The district “blew a gasket” — in the words of one parent — because the girls’ softball team didn’t also receive an equipment shed, supposedly a violation of the federal law that requires gender equality in sports programs. A bit of background is important here: The baseball parents had been fundraising and planning improvements to the ballpark for years when a company offered to donate a small building to house the team’s equipment.

According to parents, Arbor View administration OKed the donation and the shed was installed in September. A mere five months passed before the district got wise to the unforgivable unfairness of the boys getting a shed and the girls’ softball team not getting the “exact same structure.”

So, CCSD did what any good bureaucratic agency would do: It ordered removal of the shed.

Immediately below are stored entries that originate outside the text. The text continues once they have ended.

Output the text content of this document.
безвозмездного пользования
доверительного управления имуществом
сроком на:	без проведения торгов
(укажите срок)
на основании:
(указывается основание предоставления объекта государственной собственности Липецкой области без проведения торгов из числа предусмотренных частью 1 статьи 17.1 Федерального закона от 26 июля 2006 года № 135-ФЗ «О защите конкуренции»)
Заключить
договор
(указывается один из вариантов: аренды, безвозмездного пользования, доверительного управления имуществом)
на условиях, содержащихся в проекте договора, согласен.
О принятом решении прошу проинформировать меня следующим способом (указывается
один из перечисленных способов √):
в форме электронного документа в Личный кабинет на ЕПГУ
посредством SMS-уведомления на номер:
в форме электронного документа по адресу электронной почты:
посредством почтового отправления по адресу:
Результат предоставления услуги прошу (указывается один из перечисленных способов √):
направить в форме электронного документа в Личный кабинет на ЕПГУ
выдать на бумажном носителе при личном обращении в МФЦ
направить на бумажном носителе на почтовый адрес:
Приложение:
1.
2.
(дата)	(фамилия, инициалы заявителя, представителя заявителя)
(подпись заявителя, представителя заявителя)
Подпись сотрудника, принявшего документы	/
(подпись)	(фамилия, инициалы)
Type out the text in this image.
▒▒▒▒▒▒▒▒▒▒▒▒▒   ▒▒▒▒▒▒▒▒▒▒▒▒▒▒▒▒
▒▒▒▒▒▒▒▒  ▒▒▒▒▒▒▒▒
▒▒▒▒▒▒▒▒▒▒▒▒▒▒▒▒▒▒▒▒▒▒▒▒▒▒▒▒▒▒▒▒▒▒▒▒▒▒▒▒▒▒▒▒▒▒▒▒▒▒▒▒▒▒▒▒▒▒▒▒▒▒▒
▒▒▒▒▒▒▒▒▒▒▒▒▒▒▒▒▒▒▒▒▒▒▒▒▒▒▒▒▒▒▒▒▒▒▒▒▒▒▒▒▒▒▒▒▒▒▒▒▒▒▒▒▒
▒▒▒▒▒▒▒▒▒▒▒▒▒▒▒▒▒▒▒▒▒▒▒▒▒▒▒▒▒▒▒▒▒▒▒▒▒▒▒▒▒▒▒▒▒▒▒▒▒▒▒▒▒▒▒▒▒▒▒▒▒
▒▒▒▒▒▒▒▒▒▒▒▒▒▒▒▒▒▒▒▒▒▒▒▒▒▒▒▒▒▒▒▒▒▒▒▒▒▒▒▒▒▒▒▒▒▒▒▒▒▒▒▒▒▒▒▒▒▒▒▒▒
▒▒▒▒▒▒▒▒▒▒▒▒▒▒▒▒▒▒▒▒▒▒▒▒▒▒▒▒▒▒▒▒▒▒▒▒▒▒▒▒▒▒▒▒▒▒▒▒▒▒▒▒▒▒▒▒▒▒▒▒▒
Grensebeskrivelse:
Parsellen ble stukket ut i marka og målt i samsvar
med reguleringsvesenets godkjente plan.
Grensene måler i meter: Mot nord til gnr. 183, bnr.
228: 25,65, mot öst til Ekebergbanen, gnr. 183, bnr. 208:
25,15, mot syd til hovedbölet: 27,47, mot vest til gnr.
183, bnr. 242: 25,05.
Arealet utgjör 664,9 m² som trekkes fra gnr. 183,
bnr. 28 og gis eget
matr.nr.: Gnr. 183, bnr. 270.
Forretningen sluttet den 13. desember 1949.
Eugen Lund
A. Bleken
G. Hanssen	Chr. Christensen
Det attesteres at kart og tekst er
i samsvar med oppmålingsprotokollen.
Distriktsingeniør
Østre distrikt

But, the district — which we all know is in it “for the kids” — wasn’t content just having the shed removed. It has to have the structure removed on CCSD’s own terms: at a whopping $21,000 cost to taxpayers and the Arbor View baseball team. Despite the fact that baseball parents had arranged to have the shed removed at no cost and planned to sell it to help fund the team, CCSD chose to send the removal project out to bid.

According to parents, the baseball program and school will fund $21,000 removal of this “unequal” shed.

So, a baseball team that sought to better itself and the facilities around it is left with no shed, no spring fundraising money and — if the district exercises its full disciplinary might — possibly no coach. All this supposedly because of a 1970s law handed down by the federal government requiring that boys and girls be “treated equally” in sports programs.

Few would argue with the ideals of Title 9. The vast majority of people today — and presumably the Arbor View baseball parents — value and desire gender equality. But this law is just another example of how obsessive intervention and regulation by government hurts the very people government claims to want to help.

In this case, we’re not talking about whether or not a school is providing opportunities for girls or boys to participate in sports or some gross favoring of one sex over the other. This is about a sports shed — a shed! — that a well-meaning community member offered to a team in need that had been fundraising for years.

We’re also talking about a district that is choosing to spend $21,000 to destroy a months-old structure while demanding more money from taxpayers.

One might wonder why CCSD, if it cares so much about equality, isn’t using the $21,000 to construct the “exact same structure” adjacent to the softball field?!

Or, perhaps rather than spending $21,000 to demolish a perfectly good building, the district could use that money to improve its deplorable 71 percent graduation rate.

Just a thought.

Listen to CCSD and you could come away thinking the district really cares about the well-being and education of kids.

Watch CCSD, however, and you’ll come away knowing that what the district really cares about is power — and finding excuses to exercise it.

Chantal Lovell is Communications Director at the Nevada Policy Research Institute, a nonpartisan, free market think tank.